Lester countered the Dodgers’ bunting and greedy lead-taking by just pitching his game. He went seven innings, allowing just one run on five hits and a walk with six strikeouts on 108 pitches. The Cubs went on to win 8-4, taking a 3-2 lead in the NLCS. A worthy consideration for the National League Cy Young Award based on his regular season performance, Lester now has a 0.86 ERA in 21 innings spanning three starts this postseason. Turns out, the yips isn’t debilitating if you’re really good at your main job.

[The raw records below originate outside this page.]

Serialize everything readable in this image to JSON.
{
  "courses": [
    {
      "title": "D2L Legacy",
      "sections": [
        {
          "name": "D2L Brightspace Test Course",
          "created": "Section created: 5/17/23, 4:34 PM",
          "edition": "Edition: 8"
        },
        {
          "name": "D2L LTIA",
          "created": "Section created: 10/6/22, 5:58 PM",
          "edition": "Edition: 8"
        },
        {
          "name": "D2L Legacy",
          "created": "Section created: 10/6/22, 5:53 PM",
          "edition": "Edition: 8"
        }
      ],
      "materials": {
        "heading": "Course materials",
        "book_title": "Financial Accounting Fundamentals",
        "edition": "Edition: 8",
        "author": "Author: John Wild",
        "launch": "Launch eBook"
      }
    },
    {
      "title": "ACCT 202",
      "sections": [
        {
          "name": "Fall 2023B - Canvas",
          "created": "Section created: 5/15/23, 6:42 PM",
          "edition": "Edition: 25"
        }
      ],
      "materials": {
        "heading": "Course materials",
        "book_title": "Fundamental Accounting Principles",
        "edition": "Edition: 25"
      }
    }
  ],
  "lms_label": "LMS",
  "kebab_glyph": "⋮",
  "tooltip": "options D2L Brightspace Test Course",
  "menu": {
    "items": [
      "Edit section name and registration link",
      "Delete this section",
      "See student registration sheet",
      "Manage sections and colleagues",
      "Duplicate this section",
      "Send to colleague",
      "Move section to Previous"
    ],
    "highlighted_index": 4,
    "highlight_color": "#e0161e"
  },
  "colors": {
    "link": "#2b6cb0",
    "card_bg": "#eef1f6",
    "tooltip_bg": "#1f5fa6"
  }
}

Cubs swat their way past the Dodgers 8-4 in NLCS Game 5

LOS ANGELES, CA - OCTOBER 20:  Addison Russell #27 of the Chicago Cubs hits a two-run home run in the sixth inning against the Los Angeles Dodgers in game five of the National League Division Series at Dodger Stadium on October 20, 2016 in Los Angeles, California.  (Photo by Harry How/Getty Images)
Harry How/Getty Images

During the regular season, the Cubs had the second-best offense in baseball behind the Rockies, averaging 4.99 runs per game. It was the best after debiting the Rockies for playing in Coors Field. There was no way, after getting shut out in NLCS Games 2 and 3, that the offense was going to stay dormant much longer. They broke out for 10 runs in a Game 4 victory on Wednesday night. They scored eight more to beat the Dodgers 8-4 in Game 5, taking a 3-2 NLCS lead.

The Cubs took an early 1-0 lead in the top of the first inning when leadoff batter Dexter Fowler greeted Kenta Maeda with a single to center field. He’d come around to score on a one-out double by Anthony Rizzo who, like teammate Addison Russell, hadn’t hit much until breaking out in Game 4.

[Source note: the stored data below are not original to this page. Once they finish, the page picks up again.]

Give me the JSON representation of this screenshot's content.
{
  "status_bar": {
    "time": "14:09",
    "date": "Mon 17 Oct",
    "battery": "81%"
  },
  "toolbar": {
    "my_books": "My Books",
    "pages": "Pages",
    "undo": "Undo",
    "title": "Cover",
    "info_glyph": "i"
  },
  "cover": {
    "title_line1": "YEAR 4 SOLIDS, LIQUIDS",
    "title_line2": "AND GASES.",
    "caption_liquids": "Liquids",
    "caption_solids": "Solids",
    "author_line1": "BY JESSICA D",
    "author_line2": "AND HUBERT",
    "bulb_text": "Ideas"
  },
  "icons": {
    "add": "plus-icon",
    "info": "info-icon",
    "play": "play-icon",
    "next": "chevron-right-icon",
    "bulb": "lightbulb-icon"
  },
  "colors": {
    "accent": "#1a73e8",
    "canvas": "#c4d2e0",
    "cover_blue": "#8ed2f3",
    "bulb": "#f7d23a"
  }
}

Starter Jon Lester was able to silence the Dodgers’ offense despite their strategy of attempting bunts and taking big leads, knowing Lester has trouble throwing when it’s not from the pitching rubber. They managed just one run, coming around in the fourth inning to knot the game at 1-1 when Howie Kendrick doubled, stole third base, and scored on an Adrian Gonzalez ground out.

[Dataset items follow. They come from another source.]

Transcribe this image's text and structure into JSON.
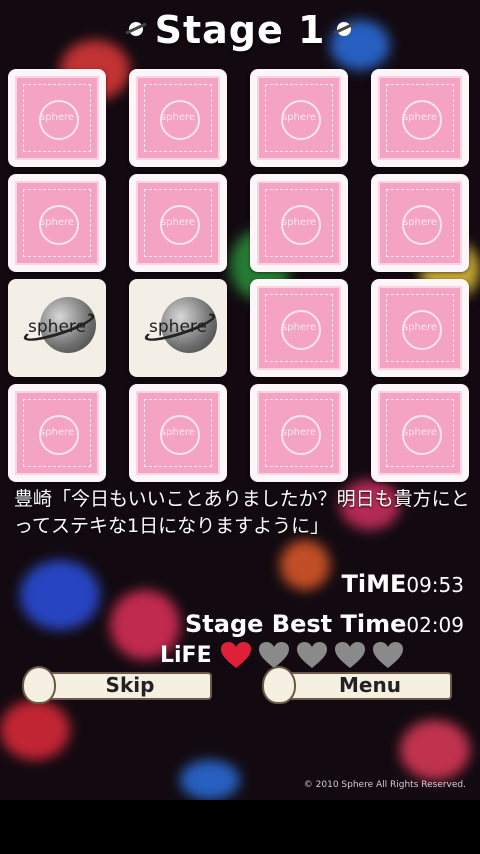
{
  "header": {
    "title": "Stage 1"
  },
  "board": {
    "cards": [
      {
        "state": "face-down",
        "label": "sphere"
      },
      {
        "state": "face-down",
        "label": "sphere"
      },
      {
        "state": "face-down",
        "label": "sphere"
      },
      {
        "state": "face-down",
        "label": "sphere"
      },
      {
        "state": "face-down",
        "label": "sphere"
      },
      {
        "state": "face-down",
        "label": "sphere"
      },
      {
        "state": "face-down",
        "label": "sphere"
      },
      {
        "state": "face-down",
        "label": "sphere"
      },
      {
        "state": "open",
        "label": "sphere"
      },
      {
        "state": "open",
        "label": "sphere"
      },
      {
        "state": "face-down",
        "label": "sphere"
      },
      {
        "state": "face-down",
        "label": "sphere"
      },
      {
        "state": "face-down",
        "label": "sphere"
      },
      {
        "state": "face-down",
        "label": "sphere"
      },
      {
        "state": "face-down",
        "label": "sphere"
      },
      {
        "state": "face-down",
        "label": "sphere"
      }
    ]
  },
  "message": {
    "text": "豊崎「今日もいいことありましたか？明日も貴方にとってステキな1日になりますように」"
  },
  "stats": {
    "time_label": "TiME",
    "time_value": "09:53",
    "best_label": "Stage Best Time",
    "best_value": "02:09",
    "life_label": "LiFE",
    "life_total": 5,
    "life_remaining": 1
  },
  "controls": {
    "skip_label": "Skip",
    "menu_label": "Menu"
  },
  "footer": {
    "copyright": "© 2010 Sphere All Rights Reserved."
  },
  "colors": {
    "card_back": "#f4a3c3",
    "heart_full": "#e0203a",
    "heart_empty": "#8a8a8a"
  }
}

Ultimately, Lester lasted seven innings, holding the Dodgers to five hits and a walk with six strikeouts on 108 pitches. Addison Russell allowed him to leave with a lead, slugging a two-run home run off of reliever Joe Blanton in the sixth to break the 1-1 tie.

The Cubs tacked on plenty of insurance in the top of the eighth against reliever Pedro Baez, which proved to be rather necessary. Russell reached on an error by Baez, Willson Contreras singled, and Albert Almora, Jr. moved both runners up a base on a sacrifice bunt. Dexter Fowler then hit a single to first baseman Adrian Gonzalez, but Baez didn’t break to cover first base. Gonzalez wasn’t able to beat Fowler to the bag, allowing the Cubs’ fourth run to score. Kris Bryant hit a weak grounder to third base and he was able to beat that out as well, pushing across another run in the process. Anthony Rizzo lined out, but Baez prolonged the inning by walking Ben Zobrist. Ross Stripling relieved Baez, but he served up a bases-clearing double to Javier Baez, making it an 8-1 ballgame. Jason Heyward, as has often been the case, popped up feebly, mercifully ending the inning with the Cubs having hung up a five-spot.

Pedro Strop took over for Lester in the bottom of the eighth. He gave up a double to Andrew Toles, then hit Justin Turner to begin the inning. Though Strop was able to induce a ground ball double play from Corey Seager, Carlos Ruiz followed up with a double to left-center to push in a run. Howie Kendrick flied out to send the game to the ninth.

Closer Aroldis Chapman took over with a six-run lead in the bottom of the ninth. He issued a leadoff walk to Gonzalez, then served up a single to Yasiel Puig. Joc Pederson grounded out, but Josh Reddick knocked in Gonzalez and moved Puig to third with a single to center. Toles plated Puig with a sacrifice fly, making it 8-4. Turner grounded out to shortstop to end the game, finalizing the victory for the Cubs.

The two clubs will take Friday off to travel back to Chicago. Game 6 will take place at Wrigley Field at 8:00 PM EDT. Clayton Kershaw will start for the Dodgers opposite the Cubs’ Kyle Hendricks.